The Gold Standard: Why it's not a measure

You might have thought that with my previous post, this blog would become all about fatherhood or something. Hardly.

I was listening to an Intelligence Squared episode: America doesn't need a strong dollar policy, and found myself incredibly annoyed by one argument that one side used. Worse than that, despite the fact that it's a false analogy, the other side never countered it! This angered me so much, that I have to vent here.

If you want to listen to the debate, now's your last chance before spoilers!

Steve Forbes and James Grant were arguing against the motion, thus in favour of a strong dollar policy. One of their arguments went something like this: If you were a carpenter, and the length of a foot changed from day to day, week to week, month to month, you wouldn't be able to ever know how much wood (in feet) you needed to be able to build a given house. In the same sense, the dollar's value cannot be allowed to change, so that participants in the economy can predictably know how much money they will need to execute a certain transaction. In order to fix the value of money, we peg the exchange rate from dollars to some commodity, say gold (at, for example, $35/ounce).

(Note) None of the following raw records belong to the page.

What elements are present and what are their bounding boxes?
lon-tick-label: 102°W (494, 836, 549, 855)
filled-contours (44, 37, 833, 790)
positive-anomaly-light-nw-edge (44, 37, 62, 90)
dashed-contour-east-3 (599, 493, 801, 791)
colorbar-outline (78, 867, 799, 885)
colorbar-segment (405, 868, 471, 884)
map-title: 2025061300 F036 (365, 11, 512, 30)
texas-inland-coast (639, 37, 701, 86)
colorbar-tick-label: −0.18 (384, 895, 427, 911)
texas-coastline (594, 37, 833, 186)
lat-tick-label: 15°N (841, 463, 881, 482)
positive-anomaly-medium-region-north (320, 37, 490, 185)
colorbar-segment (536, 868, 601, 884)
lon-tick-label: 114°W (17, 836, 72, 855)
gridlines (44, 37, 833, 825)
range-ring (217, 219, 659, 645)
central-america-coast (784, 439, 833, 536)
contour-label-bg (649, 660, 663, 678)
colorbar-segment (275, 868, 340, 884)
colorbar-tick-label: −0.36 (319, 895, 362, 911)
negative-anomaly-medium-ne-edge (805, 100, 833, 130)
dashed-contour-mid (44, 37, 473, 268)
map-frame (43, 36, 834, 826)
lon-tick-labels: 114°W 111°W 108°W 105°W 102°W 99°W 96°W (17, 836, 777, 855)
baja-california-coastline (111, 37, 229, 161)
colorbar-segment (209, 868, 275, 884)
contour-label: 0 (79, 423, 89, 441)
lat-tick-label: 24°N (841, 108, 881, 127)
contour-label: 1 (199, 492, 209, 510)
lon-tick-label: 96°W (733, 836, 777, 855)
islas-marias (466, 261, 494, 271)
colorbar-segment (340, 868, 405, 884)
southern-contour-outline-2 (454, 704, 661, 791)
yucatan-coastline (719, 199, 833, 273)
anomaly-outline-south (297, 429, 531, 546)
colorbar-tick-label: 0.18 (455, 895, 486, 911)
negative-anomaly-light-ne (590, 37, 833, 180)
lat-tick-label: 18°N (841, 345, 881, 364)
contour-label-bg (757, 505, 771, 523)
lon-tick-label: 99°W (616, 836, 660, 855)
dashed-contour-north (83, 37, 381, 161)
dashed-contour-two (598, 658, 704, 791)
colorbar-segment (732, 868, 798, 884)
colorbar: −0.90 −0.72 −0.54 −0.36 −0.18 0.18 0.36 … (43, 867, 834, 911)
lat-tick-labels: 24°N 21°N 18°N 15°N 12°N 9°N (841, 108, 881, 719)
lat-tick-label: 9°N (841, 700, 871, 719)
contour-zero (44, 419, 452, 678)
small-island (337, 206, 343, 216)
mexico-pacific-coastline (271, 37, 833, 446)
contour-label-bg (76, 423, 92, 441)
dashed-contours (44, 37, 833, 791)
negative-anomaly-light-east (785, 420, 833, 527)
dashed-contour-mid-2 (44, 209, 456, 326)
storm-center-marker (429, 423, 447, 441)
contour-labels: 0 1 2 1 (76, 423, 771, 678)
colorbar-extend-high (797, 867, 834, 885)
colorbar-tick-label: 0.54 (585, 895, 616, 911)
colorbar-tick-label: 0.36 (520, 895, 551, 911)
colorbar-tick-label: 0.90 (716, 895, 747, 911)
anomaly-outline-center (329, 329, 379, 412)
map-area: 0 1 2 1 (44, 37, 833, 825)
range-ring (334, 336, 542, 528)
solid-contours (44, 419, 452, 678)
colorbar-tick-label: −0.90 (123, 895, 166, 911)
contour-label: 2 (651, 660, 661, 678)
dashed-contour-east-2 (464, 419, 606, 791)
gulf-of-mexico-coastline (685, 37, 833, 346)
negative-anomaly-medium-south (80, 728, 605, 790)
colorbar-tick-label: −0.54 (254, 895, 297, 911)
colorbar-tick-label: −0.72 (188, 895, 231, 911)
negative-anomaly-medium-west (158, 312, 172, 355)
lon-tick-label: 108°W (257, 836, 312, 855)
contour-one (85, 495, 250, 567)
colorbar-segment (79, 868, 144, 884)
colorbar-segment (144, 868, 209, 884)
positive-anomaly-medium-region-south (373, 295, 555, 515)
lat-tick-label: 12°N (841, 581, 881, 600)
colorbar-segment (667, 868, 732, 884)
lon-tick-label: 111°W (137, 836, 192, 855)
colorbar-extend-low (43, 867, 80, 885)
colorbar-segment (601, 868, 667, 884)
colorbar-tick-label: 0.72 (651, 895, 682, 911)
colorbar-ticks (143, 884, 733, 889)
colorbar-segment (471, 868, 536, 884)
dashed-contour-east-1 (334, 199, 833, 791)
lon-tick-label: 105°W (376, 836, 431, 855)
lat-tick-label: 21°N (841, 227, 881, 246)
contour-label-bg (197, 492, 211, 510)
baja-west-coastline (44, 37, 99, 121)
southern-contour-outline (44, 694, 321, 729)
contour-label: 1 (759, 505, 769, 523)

That sounds great! Now the dollar has a fixed value, and we can all go about our business, right? Wrong. Unlike something like a physical object (to which you can calibrate the measure of a "foot"), the measure of value can change over time. If demand for something increases, some people will be willing to pay more to ensure they get it, and so the price goes up. Same in the opposite direction. A good example is Tickle-Me Elmos. When those hit the market, they cost $28.99 in stores, but people would buy them for (i.e. they were worth) hundreds or thousands of dollars.

The same of course can happen on the supply side. If all the oil wells in the world dried up tomorrow, though demand for oil would be relatively constant, supply would be zero, and again, you'd have a frenzy of people willing to pay anything to get some.

Gold is not immune to the supply/demand pressures either. As a result, its value, relative to other items, can change because of human whim. So fixing the dollar to gold is almost no better than letting it float. Don't be fooled into thinking that the supply and demand for gold are constant, either. When the Spanish brought back vast amounts of gold from the "New World", the supply in Spain skyrocketed, thus the price went down. Instead of being rich, the Spaniards found that because everyone had more gold, things cost more gold to buy!

My point is that the dollar, even just as paper with nothing backing it, is just as good a proxy for value as anything else, even gold. What strikes me as crazy is that Steve Forbes, the man who wrote a book entitled: "Freedom Manifesto: Why Free Markets Are Moral and Big Government Isn’t (2012)", doesn't see the free market involved in the changes in supply and demand for gold, and a reason that a gold standard dollar isn't any better than a floating dollar.